Accordo italo-cinese per la protezione dei brevetti delle Pmi

 

Shanghai User:Michel_rRafforzare la protezione delle proprietà intellettuale. E' questo l’obiettivo di un accordo stipulato dal governo italiano con quello cinese in occasione della visita di una nostra delegazione ufficiale a Shanghai e a Pechino guidata dal ministro per la Pubblica amministrazione e l’Innovazione, Renato Brunetta.

Obiettivo della visita: rafforzare le relazioni bilaterali nel quadro del partenariato strategico Italia-Cina lanciato nel 2004 e rinnovato l'anno scorso con scambi di visite e iniziative speciali come l'anno culturale della Cina in Italia.

Brunetta e il ministro cinese per la Scienza e la Tecnologia, Wan Gang (con il quale lo scorso ottobre, in occasione della visita a Roma del premier cinese, era stato sottoscritto un accordo per lo sviluppo della cooperazione nel settore dell'innovazione tecnologica) hanno firmato lo scorso 21 aprile un accordo per la creazione di un centro italo-cinese sul design e l'innovazione.

A Pechino sarà inaugurato, invece, un centro bilaterale sul trasferimento tecnologico.
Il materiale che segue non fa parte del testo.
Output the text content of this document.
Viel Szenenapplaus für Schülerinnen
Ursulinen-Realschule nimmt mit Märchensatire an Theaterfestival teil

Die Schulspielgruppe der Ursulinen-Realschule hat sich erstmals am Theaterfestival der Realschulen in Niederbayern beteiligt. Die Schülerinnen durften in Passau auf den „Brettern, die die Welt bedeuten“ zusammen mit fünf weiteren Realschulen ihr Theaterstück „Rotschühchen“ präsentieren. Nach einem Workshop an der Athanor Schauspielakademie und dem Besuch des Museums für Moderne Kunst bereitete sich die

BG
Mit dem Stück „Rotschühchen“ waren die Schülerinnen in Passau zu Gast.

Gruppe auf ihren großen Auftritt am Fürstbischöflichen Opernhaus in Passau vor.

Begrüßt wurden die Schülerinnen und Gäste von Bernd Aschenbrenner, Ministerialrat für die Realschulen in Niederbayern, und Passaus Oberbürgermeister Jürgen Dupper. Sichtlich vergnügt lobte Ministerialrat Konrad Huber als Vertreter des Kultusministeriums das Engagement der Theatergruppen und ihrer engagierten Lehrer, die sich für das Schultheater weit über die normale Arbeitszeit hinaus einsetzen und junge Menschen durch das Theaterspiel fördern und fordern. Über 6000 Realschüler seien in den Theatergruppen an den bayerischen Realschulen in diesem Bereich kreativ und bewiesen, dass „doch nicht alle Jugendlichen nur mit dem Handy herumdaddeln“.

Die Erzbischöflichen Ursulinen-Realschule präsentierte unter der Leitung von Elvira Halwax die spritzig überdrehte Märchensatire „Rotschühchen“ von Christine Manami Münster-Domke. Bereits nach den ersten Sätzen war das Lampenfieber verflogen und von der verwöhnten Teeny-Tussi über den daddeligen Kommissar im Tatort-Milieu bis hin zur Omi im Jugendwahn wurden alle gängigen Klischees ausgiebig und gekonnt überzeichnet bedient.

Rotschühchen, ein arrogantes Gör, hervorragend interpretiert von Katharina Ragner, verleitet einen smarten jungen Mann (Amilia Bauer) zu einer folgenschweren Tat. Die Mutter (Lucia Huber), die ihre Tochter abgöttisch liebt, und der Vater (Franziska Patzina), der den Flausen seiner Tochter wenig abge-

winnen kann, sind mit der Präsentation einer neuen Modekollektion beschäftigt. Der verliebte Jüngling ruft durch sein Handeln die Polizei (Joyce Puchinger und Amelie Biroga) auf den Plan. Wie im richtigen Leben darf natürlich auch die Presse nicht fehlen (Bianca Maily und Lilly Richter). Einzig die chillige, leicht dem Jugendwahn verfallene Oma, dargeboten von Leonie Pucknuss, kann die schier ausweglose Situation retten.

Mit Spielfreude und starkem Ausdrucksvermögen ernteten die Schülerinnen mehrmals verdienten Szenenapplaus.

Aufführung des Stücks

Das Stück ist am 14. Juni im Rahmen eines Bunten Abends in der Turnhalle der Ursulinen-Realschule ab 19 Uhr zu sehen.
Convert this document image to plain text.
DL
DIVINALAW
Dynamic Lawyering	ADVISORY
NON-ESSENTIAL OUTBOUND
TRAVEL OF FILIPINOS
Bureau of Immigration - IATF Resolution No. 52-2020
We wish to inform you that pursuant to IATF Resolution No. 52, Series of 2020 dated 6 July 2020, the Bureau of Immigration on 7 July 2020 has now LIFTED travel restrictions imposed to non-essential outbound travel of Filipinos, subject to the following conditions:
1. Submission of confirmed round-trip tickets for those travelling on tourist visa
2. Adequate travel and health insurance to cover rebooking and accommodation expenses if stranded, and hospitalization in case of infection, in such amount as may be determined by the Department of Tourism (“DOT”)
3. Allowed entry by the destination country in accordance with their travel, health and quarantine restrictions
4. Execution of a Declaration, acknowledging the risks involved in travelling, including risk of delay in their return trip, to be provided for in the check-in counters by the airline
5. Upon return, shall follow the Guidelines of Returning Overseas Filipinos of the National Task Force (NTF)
Quest’ultimo si occuperà delle relazioni tra le Pmi italiane e quelle cinesi. Per Brunetta l’accordo rappresenta un segnale incoraggiante che testimonia un nuovo atteggiamento della Cina sul tema della proprietà intellettuale. Gli imprenditori che rivolgeranno al centro, infatti, correranno meno rischi rispetto a chi si muove da solo in Cina.
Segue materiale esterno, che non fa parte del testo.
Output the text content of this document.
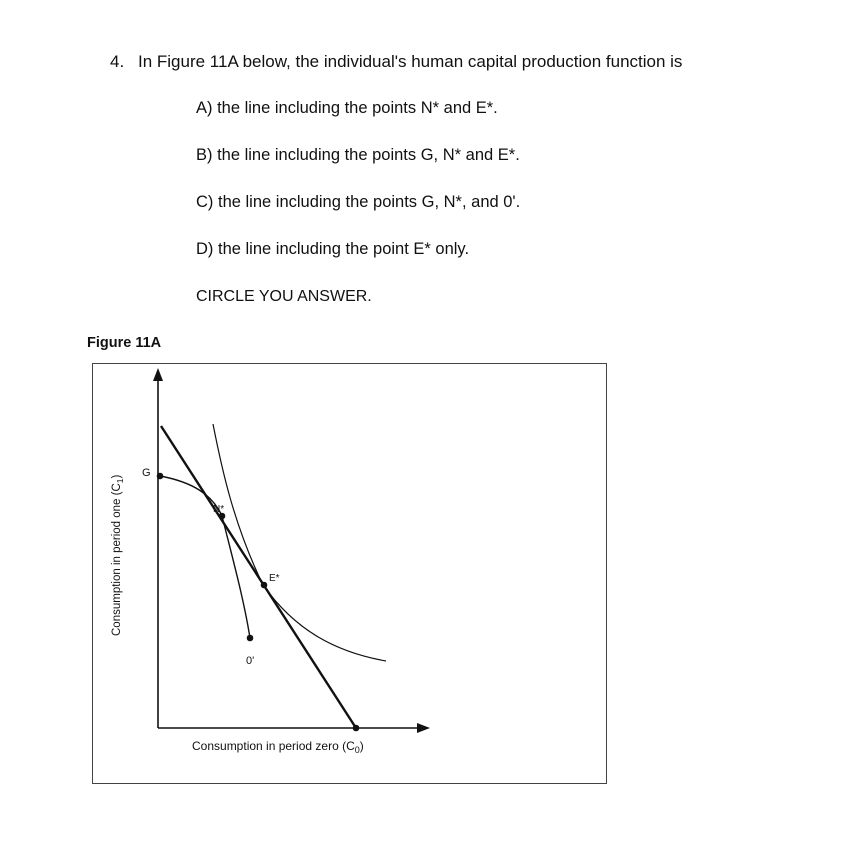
4. In Figure 11A below, the individual's human capital production function is
A) the line including the points N* and E*.
B) the line including the points G, N* and E*.
C) the line including the points G, N*, and 0'.
D) the line including the point E* only.
CIRCLE YOU ANSWER.
Figure 11A
G
N*
E*
0'
Consumption in period zero $(C_0)$
Consumption in period one $(C_1)$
La creazione dei due centri era prevista dall'accordo dell'ottobre scorso. Entrambi sono interpretati come strumenti per favorire nuove forme di collaborazione e partnership in settori cruciali per la crescita e la competitività dei due paesi.
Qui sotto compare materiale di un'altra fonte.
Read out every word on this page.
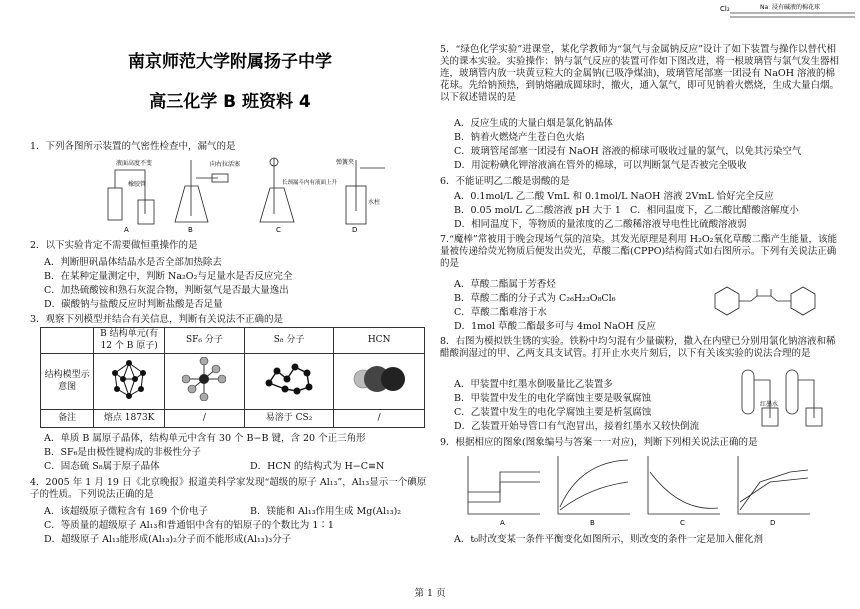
Cl₂	Na 浸有碱液的棉花球
南京师范大学附属扬子中学
高三化学 B 班资料 4
1．下列各图所示装置的气密性检查中，漏气的是
液面高度不变
橡胶管
A
向右拉活塞
B
长颈漏斗内有液面上升
C
弹簧夹
水柱
D
2．以下实验肯定不需要做恒重操作的是
A．判断胆矾晶体结晶水是否全部加热除去
B．在某种定量测定中，判断 Na₂O₂与足量水是否反应完全
C．加热硫酸铵和熟石灰混合物，判断氨气是否最大量逸出
D．碳酸钠与盐酸反应时判断盐酸是否足量
3．观察下列模型并结合有关信息，判断有关说法不正确的是
	B 结构单元(有 12 个 B 原子)	SF₆ 分子	S₈ 分子	HCN
结构模型示意图				
备注	熔点 1873K	/	易溶于 CS₂	/
A．单质 B 属原子晶体，结构单元中含有 30 个 B−B 键，含 20 个正三角形
B．SF₆是由极性键构成的非极性分子
C．固态硫 S₈属于原子晶体	D．HCN 的结构式为 H−C≡N
4．2005 年 1 月 19 日《北京晚报》报道美科学家发现“超级的原子 Al₁₃”，Al₁₃显示一个碘原子的性质。下列说法正确的是
A．该超级原子微粒含有 169 个价电子	B．镁能和 Al₁₃作用生成 Mg(Al₁₃)₂
C．等质量的超级原子 Al₁₃和普通铝中含有的铝原子的个数比为 1∶1
D．超级原子 Al₁₃能形成(Al₁₃)₂分子而不能形成(Al₁₃)₃分子
5．“绿色化学实验”进课堂，某化学教师为“氯气与金属钠反应”设计了如下装置与操作以替代相关的课本实验。实验操作：钠与氯气反应的装置可作如下图改进，将一根玻璃管与氯气发生器相连，玻璃管内放一块黄豆粒大的金属钠(已吸净煤油)，玻璃管尾部塞一团浸有 NaOH 溶液的棉花球。先给钠预热，到钠熔融成圆球时，撤火，通入氯气，即可见钠着火燃烧，生成大量白烟。以下叙述错误的是
A．反应生成的大量白烟是氯化钠晶体
B．钠着火燃烧产生苍白色火焰
C．玻璃管尾部塞一团浸有 NaOH 溶液的棉球可吸收过量的氯气，以免其污染空气
D．用淀粉碘化钾溶液滴在管外的棉球，可以判断氯气是否被完全吸收
6．不能证明乙二酸是弱酸的是
A．0.1mol/L 乙二酸 VmL 和 0.1mol/L NaOH 溶液 2VmL 恰好完全反应
B．0.05 mol/L 乙二酸溶液 pH 大于 1 C．相同温度下，乙二酸比醋酸溶解度小
D．相同温度下，等物质的量浓度的乙二酸稀溶液导电性比硫酸溶液弱
7.“魔棒”常被用于晚会现场气氛的渲染。其发光原理是利用 H₂O₂氧化草酸二酯产生能量，该能量被传递给荧光物质后便发出荧光，草酸二酯(CPPO)结构简式如右图所示。下列有关说法正确的是
A．草酸二酯属于芳香烃
B．草酸二酯的分子式为 C₂₆H₂₃O₈Cl₆
C．草酸二酯难溶于水
D．1mol 草酸二酯最多可与 4mol NaOH 反应
8．右图为模拟铁生锈的实验。铁粉中均匀混有少量碳粉，撒入在内壁已分别用氯化钠溶液和稀醋酸润湿过的甲、乙两支具支试管。打开止水夹片刻后，以下有关该实验的说法合理的是
A．甲装置中红墨水倒吸量比乙装置多
B．甲装置中发生的电化学腐蚀主要是吸氧腐蚀
C．乙装置中发生的电化学腐蚀主要是析氢腐蚀
D．乙装置开始导管口有气泡冒出，接着红墨水又较快倒流
红墨水
9．根据相应的图象(图象编号与答案一一对应)，判断下列相关说法正确的是
A	B	C	D
A．t₀时改变某一条件平衡变化如图所示，则改变的条件一定是加入催化剂
第 1 页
Per l’Italia il centro per il trasferimento tecnologico sarà governato dall'Agenzia per la Diffusione delle Tecnologie per l'Innovazione, mentre quello sul design vede coinvolti la Fondazione Valore Italia e l'ADI, Associazione per il Disegno Industriale.
Quest’ultimo è destinato a sviluppare sinergie tra imprese, progettisti e scuole di design dei due paesi.

Sempre in Cina presto verrà aperto un terzo centro italo-cinese dedicato all’e-government e al cloud computing.